METHODS: Nine fresh-frozen cadaveric lower extremities were used. After placing a parapatellar incision and setting a closed suction drain, arthrotomies were closed randomly using three suture materials: simple interrupted absorbable suture (No. 0 PDS, group C); or a single running knotless barbed suture Stratafix with 8N (group BS-8N) or 15N (group BS-15N) of tension. After arthrotomy closure, saline was injected in a retrograde manner into the joint through a drain until saline started to leak from the joint. Peak values for intra-articular pressure and infusion volume in each group were recorded and compared.
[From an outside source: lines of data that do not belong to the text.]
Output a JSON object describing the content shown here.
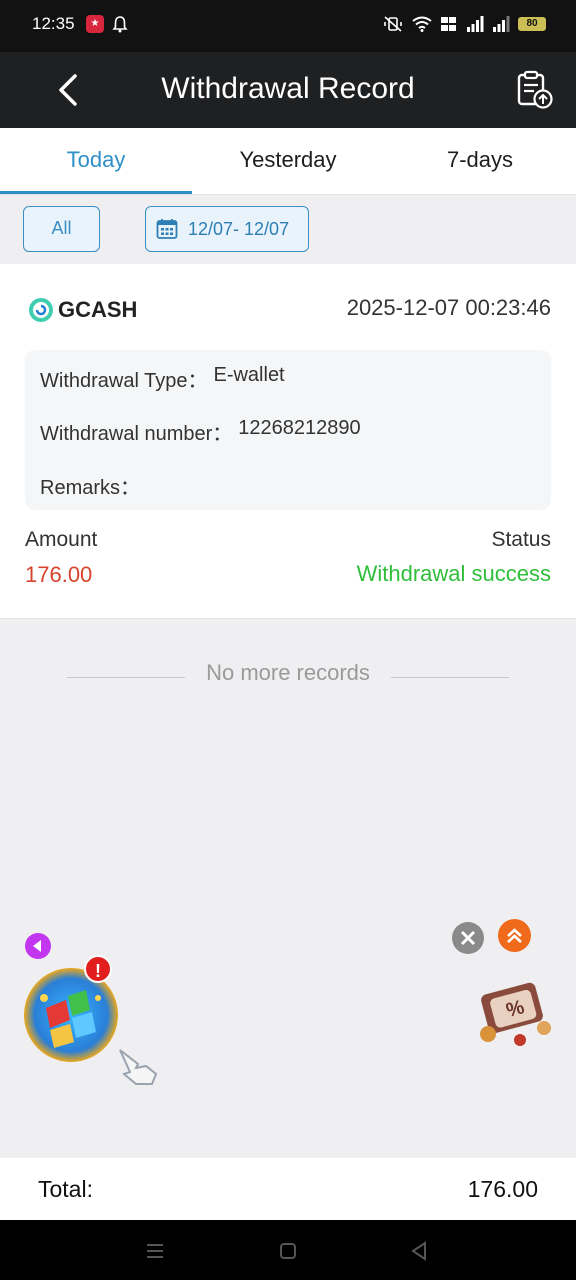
{
  "status_bar": {
    "time": "12:35",
    "battery": "80"
  },
  "header": {
    "title": "Withdrawal Record"
  },
  "tabs": [
    {
      "label": "Today",
      "active": true
    },
    {
      "label": "Yesterday",
      "active": false
    },
    {
      "label": "7-days",
      "active": false
    }
  ],
  "filters": {
    "type_label": "All",
    "date_range": "12/07- 12/07"
  },
  "record": {
    "channel": "GCASH",
    "datetime": "2025-12-07 00:23:46",
    "type_label": "Withdrawal Type：",
    "type_value": "E-wallet",
    "number_label": "Withdrawal number：",
    "number_value": "12268212890",
    "remarks_label": "Remarks：",
    "remarks_value": "",
    "amount_label": "Amount",
    "amount_value": "176.00",
    "status_label": "Status",
    "status_value": "Withdrawal success"
  },
  "list_end_text": "No more records",
  "floating": {
    "alert_mark": "!"
  },
  "footer": {
    "total_label": "Total:",
    "total_value": "176.00"
  },
  "colors": {
    "accent": "#2f90c7",
    "amount": "#d8432e",
    "success": "#2fbe3a",
    "header_bg": "#1f2022"
  }
}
RESULTS: Mean infusion volumes were 13.0 ± 7.2 ml, 38.6 ± 10.7 ml, and 5.1 ± 2.5 ml in groups BS-8N, BS-15N, and C, respectively. Mean intra-articular pressures were 0.67 ± 0.47 kPa, 9.44 ± 4.55 kPa, and 0.56 ± 0.44 kPa in groups BS-8N, BS-15N, and C, respectively. Infusion volume and joint internal pressure were significantly higher in group BS-15N than in groups BS-8N (p = 0.008) or C (p = 0.04).

CONCLUSIONS: Barbed suture with 15N appears appropriate for maintaining maximal watertightness after knee joint capsule closure, offering successful drain clamping, higher resistance to early mobilization protocols, and subsequent achievement of early deep knee flexion after TKA.